Bug#440420: [PROPOSAL] Manual page encoding
Colin Watson <cjwatson@debian.org> writes:
> Right. Here's an update; I think I've captured most of the discussion in
> the thread so far. The following patch could in principle be applied
> now, given seconds. Wordsmithing welcome, as I'm aware that this is a
> rather dense recommendation; I'm also looking for seconds for this
> proposal.
This proposal and patch looks good to me, although I'd prefer to see a few
more seconds before I queue it up for applying to Policy 3.7.4.
> I'm still open to whether new-world-order pages should go in
> /usr/share/man/LL.UTF-8 or just /usr/share/man/LL. Pros for LL.UTF-8:
>
> * Non-compliant implementations (I'm guessing xman, yelp, etc.) will
> display English manual pages rather than misencoded garbage. This
> might not be such a big deal for European languages, but for e.g.
> Japanese I suspect most people would prefer English to the spew you
> get by trying to interpret UTF-8 as EUC-JP.
I'd rather fix the other implementations, frankly. All of Debian is
moving towards UTF-8, as is all of the rest of the Linux world, and I'd
rather not leave transitional measures around forever.
> * Determining progress towards universal UTF-8 encoding can trivially
> be done by scanning Contents files rather than having to unpack the
> archive and run iconv over everything.
Yeah, but we already have an unpacked version of the archive available in
the lintian lab, so doing this isn't too bad.
> * In the event that we later want to migrate to yet another
> "universal" encoding that can't be automatically distinguished from
> UTF-8, we already have the encoding name right there and migration
> will be straightforward. (I think this is an unlikely scenario.)
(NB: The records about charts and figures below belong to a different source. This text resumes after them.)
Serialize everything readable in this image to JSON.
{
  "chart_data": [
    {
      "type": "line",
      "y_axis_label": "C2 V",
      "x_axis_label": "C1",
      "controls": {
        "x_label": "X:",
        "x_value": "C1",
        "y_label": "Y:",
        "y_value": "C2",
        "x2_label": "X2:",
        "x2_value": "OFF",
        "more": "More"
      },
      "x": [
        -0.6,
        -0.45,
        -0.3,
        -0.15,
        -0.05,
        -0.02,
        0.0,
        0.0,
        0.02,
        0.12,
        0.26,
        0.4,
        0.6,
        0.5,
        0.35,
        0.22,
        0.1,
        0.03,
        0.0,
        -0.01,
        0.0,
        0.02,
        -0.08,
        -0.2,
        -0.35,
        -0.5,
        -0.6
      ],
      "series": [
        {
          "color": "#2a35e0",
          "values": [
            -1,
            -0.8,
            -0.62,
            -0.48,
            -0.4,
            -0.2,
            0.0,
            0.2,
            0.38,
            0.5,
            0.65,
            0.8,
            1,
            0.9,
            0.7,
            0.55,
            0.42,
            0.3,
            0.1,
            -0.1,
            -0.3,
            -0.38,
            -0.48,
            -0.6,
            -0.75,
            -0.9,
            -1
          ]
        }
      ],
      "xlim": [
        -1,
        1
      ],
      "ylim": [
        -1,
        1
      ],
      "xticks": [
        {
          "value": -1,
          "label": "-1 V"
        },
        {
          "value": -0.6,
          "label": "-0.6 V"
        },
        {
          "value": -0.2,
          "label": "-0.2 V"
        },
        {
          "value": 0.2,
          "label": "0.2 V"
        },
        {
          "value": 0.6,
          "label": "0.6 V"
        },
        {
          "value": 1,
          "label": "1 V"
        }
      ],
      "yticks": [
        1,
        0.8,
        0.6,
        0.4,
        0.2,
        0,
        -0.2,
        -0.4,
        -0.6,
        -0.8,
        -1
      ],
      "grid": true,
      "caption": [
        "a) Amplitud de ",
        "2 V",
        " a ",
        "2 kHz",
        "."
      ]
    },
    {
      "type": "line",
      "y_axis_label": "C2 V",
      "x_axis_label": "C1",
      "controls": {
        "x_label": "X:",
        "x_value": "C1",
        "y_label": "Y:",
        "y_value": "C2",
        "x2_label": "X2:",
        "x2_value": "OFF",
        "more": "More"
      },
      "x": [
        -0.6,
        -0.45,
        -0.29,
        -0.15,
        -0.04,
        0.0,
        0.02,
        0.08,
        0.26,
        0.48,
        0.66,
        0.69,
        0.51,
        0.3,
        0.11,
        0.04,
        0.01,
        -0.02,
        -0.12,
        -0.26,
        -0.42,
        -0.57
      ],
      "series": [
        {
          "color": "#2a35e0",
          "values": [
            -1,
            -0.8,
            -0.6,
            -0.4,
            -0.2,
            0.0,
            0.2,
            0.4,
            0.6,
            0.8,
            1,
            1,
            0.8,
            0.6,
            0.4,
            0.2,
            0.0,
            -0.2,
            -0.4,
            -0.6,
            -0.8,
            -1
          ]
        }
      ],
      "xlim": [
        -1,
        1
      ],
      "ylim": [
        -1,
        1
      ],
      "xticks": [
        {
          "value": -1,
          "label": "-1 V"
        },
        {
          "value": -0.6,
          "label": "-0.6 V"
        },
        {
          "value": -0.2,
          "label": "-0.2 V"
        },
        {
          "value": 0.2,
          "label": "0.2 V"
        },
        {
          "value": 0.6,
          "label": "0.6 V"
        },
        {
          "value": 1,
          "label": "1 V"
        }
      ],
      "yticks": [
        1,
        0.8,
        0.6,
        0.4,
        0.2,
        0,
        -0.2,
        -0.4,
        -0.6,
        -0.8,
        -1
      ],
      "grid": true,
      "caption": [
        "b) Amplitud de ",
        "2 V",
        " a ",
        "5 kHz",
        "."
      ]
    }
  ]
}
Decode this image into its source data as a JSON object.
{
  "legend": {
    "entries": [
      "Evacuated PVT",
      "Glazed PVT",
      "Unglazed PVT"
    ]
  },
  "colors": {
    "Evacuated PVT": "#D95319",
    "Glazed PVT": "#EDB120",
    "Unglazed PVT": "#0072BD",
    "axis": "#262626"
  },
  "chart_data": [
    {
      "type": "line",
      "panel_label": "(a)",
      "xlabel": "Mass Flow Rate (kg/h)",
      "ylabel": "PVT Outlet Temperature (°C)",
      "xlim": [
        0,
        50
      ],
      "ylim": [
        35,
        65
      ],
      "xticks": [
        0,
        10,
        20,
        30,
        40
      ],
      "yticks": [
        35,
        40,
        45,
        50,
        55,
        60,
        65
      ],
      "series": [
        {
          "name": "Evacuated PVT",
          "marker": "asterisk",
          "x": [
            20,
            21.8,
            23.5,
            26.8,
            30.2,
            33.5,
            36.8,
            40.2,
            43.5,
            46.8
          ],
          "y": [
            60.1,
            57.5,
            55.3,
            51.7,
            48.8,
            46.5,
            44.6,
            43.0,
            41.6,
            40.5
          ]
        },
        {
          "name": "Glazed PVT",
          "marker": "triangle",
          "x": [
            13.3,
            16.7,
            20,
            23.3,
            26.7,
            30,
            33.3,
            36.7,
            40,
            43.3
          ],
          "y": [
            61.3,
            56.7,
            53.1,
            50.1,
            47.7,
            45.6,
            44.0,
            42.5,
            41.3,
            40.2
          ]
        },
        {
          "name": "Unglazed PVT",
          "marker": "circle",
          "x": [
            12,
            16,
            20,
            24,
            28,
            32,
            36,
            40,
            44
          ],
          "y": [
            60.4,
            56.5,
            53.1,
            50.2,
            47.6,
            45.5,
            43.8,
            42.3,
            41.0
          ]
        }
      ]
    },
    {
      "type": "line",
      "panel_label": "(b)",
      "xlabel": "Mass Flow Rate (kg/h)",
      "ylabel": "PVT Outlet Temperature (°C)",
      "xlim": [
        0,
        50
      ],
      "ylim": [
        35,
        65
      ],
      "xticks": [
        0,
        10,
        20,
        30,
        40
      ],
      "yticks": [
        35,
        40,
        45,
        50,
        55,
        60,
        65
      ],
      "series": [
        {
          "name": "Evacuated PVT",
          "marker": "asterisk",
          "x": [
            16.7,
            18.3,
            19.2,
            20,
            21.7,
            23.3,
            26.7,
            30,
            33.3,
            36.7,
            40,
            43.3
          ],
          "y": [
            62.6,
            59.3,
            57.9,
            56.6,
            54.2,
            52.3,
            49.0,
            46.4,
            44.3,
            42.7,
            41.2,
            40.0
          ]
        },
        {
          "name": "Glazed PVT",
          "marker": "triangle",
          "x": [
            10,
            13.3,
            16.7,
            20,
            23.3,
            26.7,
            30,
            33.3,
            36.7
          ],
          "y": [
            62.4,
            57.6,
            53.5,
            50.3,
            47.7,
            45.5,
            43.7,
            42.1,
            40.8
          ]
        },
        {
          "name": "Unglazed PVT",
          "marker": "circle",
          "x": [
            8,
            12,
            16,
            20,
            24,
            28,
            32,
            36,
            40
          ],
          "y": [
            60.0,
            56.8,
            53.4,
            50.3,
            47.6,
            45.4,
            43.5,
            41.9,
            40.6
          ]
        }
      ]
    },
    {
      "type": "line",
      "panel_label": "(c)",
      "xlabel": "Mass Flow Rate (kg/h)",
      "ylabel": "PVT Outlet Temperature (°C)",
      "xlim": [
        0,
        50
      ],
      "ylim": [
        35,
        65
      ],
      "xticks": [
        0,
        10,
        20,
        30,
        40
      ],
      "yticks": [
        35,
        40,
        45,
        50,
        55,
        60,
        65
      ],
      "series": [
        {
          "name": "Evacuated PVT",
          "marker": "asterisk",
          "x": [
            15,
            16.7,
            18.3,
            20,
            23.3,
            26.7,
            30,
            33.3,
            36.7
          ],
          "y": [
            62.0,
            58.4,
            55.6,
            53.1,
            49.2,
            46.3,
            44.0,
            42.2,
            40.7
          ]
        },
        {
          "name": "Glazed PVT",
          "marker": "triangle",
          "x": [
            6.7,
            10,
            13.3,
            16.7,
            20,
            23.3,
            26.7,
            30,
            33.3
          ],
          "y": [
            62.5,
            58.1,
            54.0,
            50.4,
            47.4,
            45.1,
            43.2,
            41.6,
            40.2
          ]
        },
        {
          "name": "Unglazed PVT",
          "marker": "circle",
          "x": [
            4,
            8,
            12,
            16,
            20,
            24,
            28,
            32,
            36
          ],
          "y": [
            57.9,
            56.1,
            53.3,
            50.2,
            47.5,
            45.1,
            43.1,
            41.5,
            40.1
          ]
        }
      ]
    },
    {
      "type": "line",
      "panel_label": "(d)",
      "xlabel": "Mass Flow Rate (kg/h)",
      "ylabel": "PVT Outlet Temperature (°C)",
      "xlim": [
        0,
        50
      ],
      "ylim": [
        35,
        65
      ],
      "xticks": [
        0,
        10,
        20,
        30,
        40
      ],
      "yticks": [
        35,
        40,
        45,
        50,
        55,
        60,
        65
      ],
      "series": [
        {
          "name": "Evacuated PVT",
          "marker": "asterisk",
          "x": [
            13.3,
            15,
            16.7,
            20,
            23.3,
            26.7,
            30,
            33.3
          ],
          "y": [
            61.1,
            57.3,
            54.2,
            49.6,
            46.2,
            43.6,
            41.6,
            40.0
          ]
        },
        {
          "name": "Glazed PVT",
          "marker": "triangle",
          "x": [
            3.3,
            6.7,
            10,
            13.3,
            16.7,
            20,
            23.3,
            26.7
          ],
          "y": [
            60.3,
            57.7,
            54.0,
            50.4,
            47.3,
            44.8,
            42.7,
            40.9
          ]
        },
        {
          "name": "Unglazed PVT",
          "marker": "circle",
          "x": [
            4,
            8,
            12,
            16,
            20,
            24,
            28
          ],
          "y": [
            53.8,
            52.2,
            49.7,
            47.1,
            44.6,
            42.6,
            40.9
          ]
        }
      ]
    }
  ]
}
Yes, this seems extremely unlikely to me. UTF-8 isn't perfect, but it
seems to have reached the "good enough" level that people will work around
its flaws rather than replace it with something else.
> I think I am increasingly leaning towards just using /usr/share/man/LL,
> seeing as man has to try decoding pages there as UTF-8 first anyway, but
> please comment if you care.
I agree with this position.
> Unfortunately 2.5.0 wasn't quite enough. Aside from a couple of stupid
> bugs (mostly fixed now), it turns out that we need an extra feature to
> allow debhelper to produce UTF-8 versions of manual pages without
> needing the source encoding to be explicitly specified, by guessing the
> encoding in the same way that man does:
>
> http://lists.debian.org/debian-i18n/2007/10/msg00063.html
>
> I committed this feature to my development trunk earlier today, and will
> be working on a 2.5.1 release over the next couple of weeks. After that
> I'll send Joey a patch for debhelper.
It sounds like the same feature could be used by other man implementations
that currently can't deal with UTF-8.
The transition plan looks good to me.